Jill Kelley, through her attorneys, went on the attack against a New York businessman who accused her of incompetence in her work trying to set up a deal he was negotiating with South Korean companies; an attorney who accused her of name-dropping and of being a social climber; and the FBI agent who first leaked her name in connection with the Petraeus scandal.
Kelley, 37, became the focus of national media attention earlier this month after it was revealed that she was the recipient of anonymous emails from Paula Broadwell, Petraeus' biographer and mistress.

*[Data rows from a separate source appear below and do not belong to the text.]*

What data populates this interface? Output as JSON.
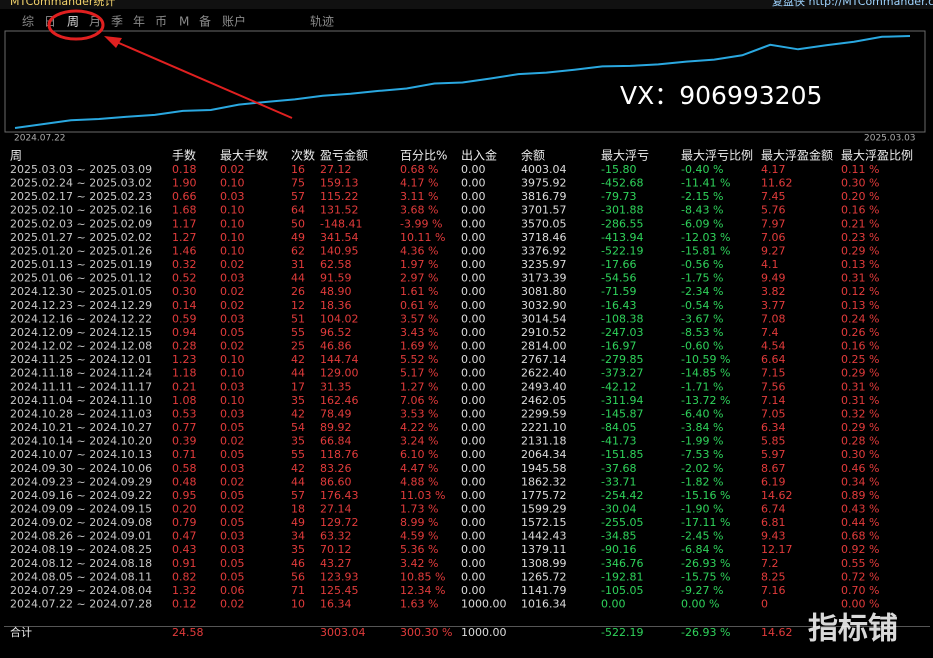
{
  "header": {
    "title": "MTCommander统计",
    "site": "复盘侠 http://MTCommander.com"
  },
  "tabs": [
    "综",
    "日",
    "周",
    "月",
    "季",
    "年",
    "币",
    "M",
    "备",
    "账户",
    "轨迹"
  ],
  "chart": {
    "start_label": "2024.07.22",
    "end_label": "2025.03.03",
    "overlay": "VX：906993205"
  },
  "table": {
    "columns": [
      "周",
      "手数",
      "最大手数",
      "次数",
      "盈亏金额",
      "百分比%",
      "出入金",
      "余额",
      "最大浮亏",
      "最大浮亏比例",
      "最大浮盈金额",
      "最大浮盈比例"
    ],
    "rows": [
      [
        "2025.03.03 ~ 2025.03.09",
        "0.18",
        "0.02",
        "16",
        "27.12",
        "0.68 %",
        "0.00",
        "4003.04",
        "-15.80",
        "-0.40 %",
        "4.17",
        "0.11 %"
      ],
      [
        "2025.02.24 ~ 2025.03.02",
        "1.90",
        "0.10",
        "75",
        "159.13",
        "4.17 %",
        "0.00",
        "3975.92",
        "-452.68",
        "-11.41 %",
        "11.62",
        "0.30 %"
      ],
      [
        "2025.02.17 ~ 2025.02.23",
        "0.66",
        "0.03",
        "57",
        "115.22",
        "3.11 %",
        "0.00",
        "3816.79",
        "-79.73",
        "-2.15 %",
        "7.45",
        "0.20 %"
      ],
      [
        "2025.02.10 ~ 2025.02.16",
        "1.68",
        "0.10",
        "64",
        "131.52",
        "3.68 %",
        "0.00",
        "3701.57",
        "-301.88",
        "-8.43 %",
        "5.76",
        "0.16 %"
      ],
      [
        "2025.02.03 ~ 2025.02.09",
        "1.17",
        "0.10",
        "50",
        "-148.41",
        "-3.99 %",
        "0.00",
        "3570.05",
        "-286.55",
        "-6.09 %",
        "7.97",
        "0.21 %"
      ],
      [
        "2025.01.27 ~ 2025.02.02",
        "1.27",
        "0.10",
        "49",
        "341.54",
        "10.11 %",
        "0.00",
        "3718.46",
        "-413.94",
        "-12.03 %",
        "7.06",
        "0.23 %"
      ],
      [
        "2025.01.20 ~ 2025.01.26",
        "1.46",
        "0.10",
        "62",
        "140.95",
        "4.36 %",
        "0.00",
        "3376.92",
        "-522.19",
        "-15.81 %",
        "9.27",
        "0.29 %"
      ],
      [
        "2025.01.13 ~ 2025.01.19",
        "0.32",
        "0.02",
        "31",
        "62.58",
        "1.97 %",
        "0.00",
        "3235.97",
        "-17.66",
        "-0.56 %",
        "4.1",
        "0.13 %"
      ],
      [
        "2025.01.06 ~ 2025.01.12",
        "0.52",
        "0.03",
        "44",
        "91.59",
        "2.97 %",
        "0.00",
        "3173.39",
        "-54.56",
        "-1.75 %",
        "9.49",
        "0.31 %"
      ],
      [
        "2024.12.30 ~ 2025.01.05",
        "0.30",
        "0.02",
        "26",
        "48.90",
        "1.61 %",
        "0.00",
        "3081.80",
        "-71.59",
        "-2.34 %",
        "3.82",
        "0.12 %"
      ],
      [
        "2024.12.23 ~ 2024.12.29",
        "0.14",
        "0.02",
        "12",
        "18.36",
        "0.61 %",
        "0.00",
        "3032.90",
        "-16.43",
        "-0.54 %",
        "3.77",
        "0.13 %"
      ],
      [
        "2024.12.16 ~ 2024.12.22",
        "0.59",
        "0.03",
        "51",
        "104.02",
        "3.57 %",
        "0.00",
        "3014.54",
        "-108.38",
        "-3.67 %",
        "7.08",
        "0.24 %"
      ],
      [
        "2024.12.09 ~ 2024.12.15",
        "0.94",
        "0.05",
        "55",
        "96.52",
        "3.43 %",
        "0.00",
        "2910.52",
        "-247.03",
        "-8.53 %",
        "7.4",
        "0.26 %"
      ],
      [
        "2024.12.02 ~ 2024.12.08",
        "0.28",
        "0.02",
        "25",
        "46.86",
        "1.69 %",
        "0.00",
        "2814.00",
        "-16.97",
        "-0.60 %",
        "4.54",
        "0.16 %"
      ],
      [
        "2024.11.25 ~ 2024.12.01",
        "1.23",
        "0.10",
        "42",
        "144.74",
        "5.52 %",
        "0.00",
        "2767.14",
        "-279.85",
        "-10.59 %",
        "6.64",
        "0.25 %"
      ],
      [
        "2024.11.18 ~ 2024.11.24",
        "1.18",
        "0.10",
        "44",
        "129.00",
        "5.17 %",
        "0.00",
        "2622.40",
        "-373.27",
        "-14.85 %",
        "7.15",
        "0.29 %"
      ],
      [
        "2024.11.11 ~ 2024.11.17",
        "0.21",
        "0.03",
        "17",
        "31.35",
        "1.27 %",
        "0.00",
        "2493.40",
        "-42.12",
        "-1.71 %",
        "7.56",
        "0.31 %"
      ],
      [
        "2024.11.04 ~ 2024.11.10",
        "1.08",
        "0.10",
        "35",
        "162.46",
        "7.06 %",
        "0.00",
        "2462.05",
        "-311.94",
        "-13.72 %",
        "7.14",
        "0.31 %"
      ],
      [
        "2024.10.28 ~ 2024.11.03",
        "0.53",
        "0.03",
        "42",
        "78.49",
        "3.53 %",
        "0.00",
        "2299.59",
        "-145.87",
        "-6.40 %",
        "7.05",
        "0.32 %"
      ],
      [
        "2024.10.21 ~ 2024.10.27",
        "0.77",
        "0.05",
        "54",
        "89.92",
        "4.22 %",
        "0.00",
        "2221.10",
        "-84.05",
        "-3.84 %",
        "6.34",
        "0.29 %"
      ],
      [
        "2024.10.14 ~ 2024.10.20",
        "0.39",
        "0.02",
        "35",
        "66.84",
        "3.24 %",
        "0.00",
        "2131.18",
        "-41.73",
        "-1.99 %",
        "5.85",
        "0.28 %"
      ],
      [
        "2024.10.07 ~ 2024.10.13",
        "0.71",
        "0.05",
        "55",
        "118.76",
        "6.10 %",
        "0.00",
        "2064.34",
        "-151.85",
        "-7.53 %",
        "5.97",
        "0.30 %"
      ],
      [
        "2024.09.30 ~ 2024.10.06",
        "0.58",
        "0.03",
        "42",
        "83.26",
        "4.47 %",
        "0.00",
        "1945.58",
        "-37.68",
        "-2.02 %",
        "8.67",
        "0.46 %"
      ],
      [
        "2024.09.23 ~ 2024.09.29",
        "0.48",
        "0.02",
        "44",
        "86.60",
        "4.88 %",
        "0.00",
        "1862.32",
        "-33.71",
        "-1.82 %",
        "6.19",
        "0.34 %"
      ],
      [
        "2024.09.16 ~ 2024.09.22",
        "0.95",
        "0.05",
        "57",
        "176.43",
        "11.03 %",
        "0.00",
        "1775.72",
        "-254.42",
        "-15.16 %",
        "14.62",
        "0.89 %"
      ],
      [
        "2024.09.09 ~ 2024.09.15",
        "0.20",
        "0.02",
        "18",
        "27.14",
        "1.73 %",
        "0.00",
        "1599.29",
        "-30.04",
        "-1.90 %",
        "6.74",
        "0.43 %"
      ],
      [
        "2024.09.02 ~ 2024.09.08",
        "0.79",
        "0.05",
        "49",
        "129.72",
        "8.99 %",
        "0.00",
        "1572.15",
        "-255.05",
        "-17.11 %",
        "6.81",
        "0.44 %"
      ],
      [
        "2024.08.26 ~ 2024.09.01",
        "0.47",
        "0.03",
        "34",
        "63.32",
        "4.59 %",
        "0.00",
        "1442.43",
        "-34.85",
        "-2.45 %",
        "9.43",
        "0.68 %"
      ],
      [
        "2024.08.19 ~ 2024.08.25",
        "0.43",
        "0.03",
        "35",
        "70.12",
        "5.36 %",
        "0.00",
        "1379.11",
        "-90.16",
        "-6.84 %",
        "12.17",
        "0.92 %"
      ],
      [
        "2024.08.12 ~ 2024.08.18",
        "0.91",
        "0.05",
        "46",
        "43.27",
        "3.42 %",
        "0.00",
        "1308.99",
        "-346.76",
        "-26.93 %",
        "7.2",
        "0.55 %"
      ],
      [
        "2024.08.05 ~ 2024.08.11",
        "0.82",
        "0.05",
        "56",
        "123.93",
        "10.85 %",
        "0.00",
        "1265.72",
        "-192.81",
        "-15.75 %",
        "8.25",
        "0.72 %"
      ],
      [
        "2024.07.29 ~ 2024.08.04",
        "1.32",
        "0.06",
        "71",
        "125.45",
        "12.34 %",
        "0.00",
        "1141.79",
        "-105.05",
        "-9.27 %",
        "7.16",
        "0.70 %"
      ],
      [
        "2024.07.22 ~ 2024.07.28",
        "0.12",
        "0.02",
        "10",
        "16.34",
        "1.63 %",
        "1000.00",
        "1016.34",
        "0.00",
        "0.00 %",
        "0",
        "0.00 %"
      ]
    ],
    "total": [
      "合计",
      "24.58",
      null,
      null,
      "3003.04",
      "300.30 %",
      "1000.00",
      null,
      "-522.19",
      "-26.93 %",
      "14.62",
      null
    ]
  },
  "watermark": "指标铺"
}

Broadwell allegedly told Kelley she should stay away from the former general and Gen. John Allen, who had replaced Petraeus as leader of U.S. forces in Afghanistan. Petraeus and Allen had become friends with Kelley and her husband, Scott Kelley, a noted cancer surgeon, when the generals served at U.S. Central Command, which is headquartered at Tampa's MacDill Air Force Base. Kelley became an unofficial social ambassador for the base, hosting numerous parties for the officers.
The scandal this week cost Kelley her appointment as an honorary consul for the South Korean government, which she had gotten because of her friendship with Petraeus. The Koreans said she had misused the title in her personal business dealings.

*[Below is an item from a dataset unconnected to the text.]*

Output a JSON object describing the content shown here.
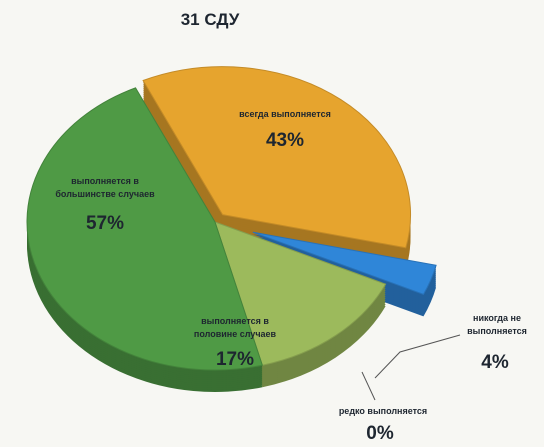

Kelley's attorneys sent a cease-and-desist letter to New York businessman Adam Victor; a complaint to the Florida bar against Tampa attorney Barry Cohen, and a letter to the U.S. Attorney's Office demanding that it investigate to find out who in the FBI leaked her name to the news media. Representatives of attorney Abbe Lowell emailed copies of the letters to The Associated Press.
In one of the letters, Lowell asks W. Stephen Muldrow, the assistant U.S. Attorney in Tampa, why Jill and Scott Kelley's names were released in the course of the FBI's investigation of Petraeus and Broadwell. Lowell said federal privacy laws could be applicable to the couple's information.

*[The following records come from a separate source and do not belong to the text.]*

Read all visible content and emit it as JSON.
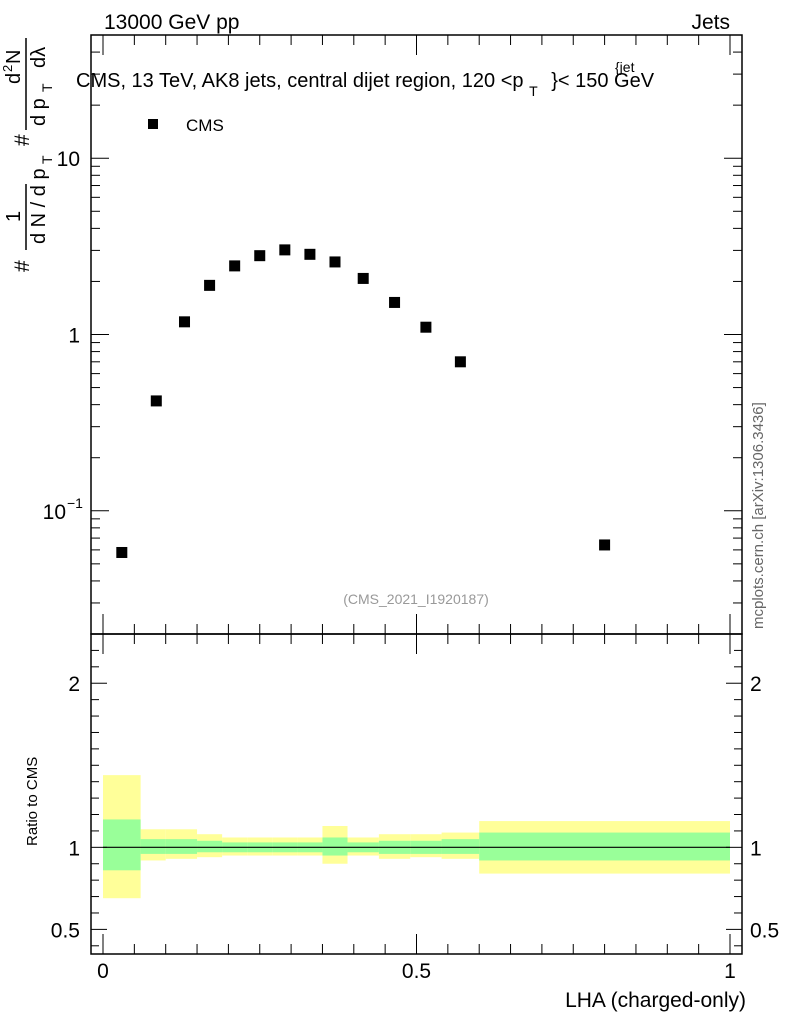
{
  "header": {
    "left_label": "13000 GeV pp",
    "right_label": "Jets"
  },
  "side_label": "mcplots.cern.ch [arXiv:1306.3436]",
  "chart_data": {
    "type": "scatter",
    "title": "CMS, 13 TeV, AK8 jets, central dijet region, 120 <p",
    "title_sub": "T",
    "title_sup": "{jet",
    "title_end": "}< 150 GeV",
    "analysis_id": "(CMS_2021_I1920187)",
    "xlabel": "LHA (charged-only)",
    "ylabel_parts": {
      "hash1": "#",
      "one": "1",
      "dN": "d N / d p",
      "T": "T",
      "hash2": "#",
      "d2N": "d",
      "two": "2",
      "N": "N",
      "dpT": "d p",
      "T2": "T",
      "dlambda": "dλ"
    },
    "legend": {
      "series_name": "CMS",
      "position": "top-left"
    },
    "xlim": [
      0,
      1
    ],
    "ylim_log": [
      0.02,
      50
    ],
    "x_ticks": [
      {
        "value": 0,
        "label": "0"
      },
      {
        "value": 0.5,
        "label": "0.5"
      },
      {
        "value": 1,
        "label": "1"
      }
    ],
    "y_ticks": [
      {
        "value": 0.1,
        "base": "10",
        "exp": "−1"
      },
      {
        "value": 1,
        "label": "1"
      },
      {
        "value": 10,
        "label": "10"
      }
    ],
    "series": [
      {
        "name": "CMS",
        "x": [
          0.03,
          0.085,
          0.13,
          0.17,
          0.21,
          0.25,
          0.29,
          0.33,
          0.37,
          0.415,
          0.465,
          0.515,
          0.57,
          0.8
        ],
        "values": [
          0.058,
          0.42,
          1.18,
          1.9,
          2.45,
          2.8,
          3.02,
          2.85,
          2.58,
          2.08,
          1.52,
          1.1,
          0.7,
          0.064
        ]
      }
    ],
    "ratio": {
      "ylabel": "Ratio to CMS",
      "ylim": [
        0.35,
        2.3
      ],
      "y_ticks": [
        {
          "value": 0.5,
          "label": "0.5"
        },
        {
          "value": 1,
          "label": "1"
        },
        {
          "value": 2,
          "label": "2"
        }
      ],
      "bins": [
        {
          "lo": 0.0,
          "hi": 0.06,
          "g_lo": 0.86,
          "g_hi": 1.17,
          "y_lo": 0.69,
          "y_hi": 1.44
        },
        {
          "lo": 0.06,
          "hi": 0.1,
          "g_lo": 0.96,
          "g_hi": 1.05,
          "y_lo": 0.92,
          "y_hi": 1.11
        },
        {
          "lo": 0.1,
          "hi": 0.15,
          "g_lo": 0.96,
          "g_hi": 1.05,
          "y_lo": 0.93,
          "y_hi": 1.11
        },
        {
          "lo": 0.15,
          "hi": 0.19,
          "g_lo": 0.97,
          "g_hi": 1.04,
          "y_lo": 0.94,
          "y_hi": 1.08
        },
        {
          "lo": 0.19,
          "hi": 0.23,
          "g_lo": 0.97,
          "g_hi": 1.03,
          "y_lo": 0.95,
          "y_hi": 1.06
        },
        {
          "lo": 0.23,
          "hi": 0.27,
          "g_lo": 0.97,
          "g_hi": 1.03,
          "y_lo": 0.95,
          "y_hi": 1.06
        },
        {
          "lo": 0.27,
          "hi": 0.31,
          "g_lo": 0.97,
          "g_hi": 1.03,
          "y_lo": 0.95,
          "y_hi": 1.06
        },
        {
          "lo": 0.31,
          "hi": 0.35,
          "g_lo": 0.97,
          "g_hi": 1.03,
          "y_lo": 0.95,
          "y_hi": 1.06
        },
        {
          "lo": 0.35,
          "hi": 0.39,
          "g_lo": 0.95,
          "g_hi": 1.06,
          "y_lo": 0.9,
          "y_hi": 1.13
        },
        {
          "lo": 0.39,
          "hi": 0.44,
          "g_lo": 0.97,
          "g_hi": 1.03,
          "y_lo": 0.95,
          "y_hi": 1.06
        },
        {
          "lo": 0.44,
          "hi": 0.49,
          "g_lo": 0.96,
          "g_hi": 1.04,
          "y_lo": 0.93,
          "y_hi": 1.08
        },
        {
          "lo": 0.49,
          "hi": 0.54,
          "g_lo": 0.96,
          "g_hi": 1.04,
          "y_lo": 0.94,
          "y_hi": 1.08
        },
        {
          "lo": 0.54,
          "hi": 0.6,
          "g_lo": 0.96,
          "g_hi": 1.05,
          "y_lo": 0.93,
          "y_hi": 1.09
        },
        {
          "lo": 0.6,
          "hi": 1.0,
          "g_lo": 0.92,
          "g_hi": 1.09,
          "y_lo": 0.84,
          "y_hi": 1.16
        }
      ],
      "reference_line": 1
    },
    "colors": {
      "green_band": "#99ff99",
      "yellow_band": "#ffff99",
      "marker": "#000000",
      "id_text": "#999999",
      "side_text": "#666666"
    }
  }
}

"As you know, there are several rules and laws that seek to protect United States citizens against such leaks," Lowell wrote.
He also wanted to know whether the U.S. Attorney's Office was investigating the source of the leaks.
"You no doubt have seen the tremendous attention that the Kelleys have received in the media," wrote Lowell. "All they did to receive this attention was to let law enforcement know that they had been the subjects of inappropriate and potentially threatening behavior by someone else."
Another letter spoke of a business deal that Kelley tried to broker with South Korea.
Kelley met Victor in late August at the Republican National Convention in Tampa, where they discussed having Kelley represent Victor's company on a coal-gasification deal being negotiated with South Korean companies.
On Aug. 30, according to the documents provided by Lowell's office, Victor sent Kelley an email saying his company was seeking bids from four major Korean firms — Samsung, Hyundai, GS and GK — and that he expected the bidding to potentially reach $3 billion.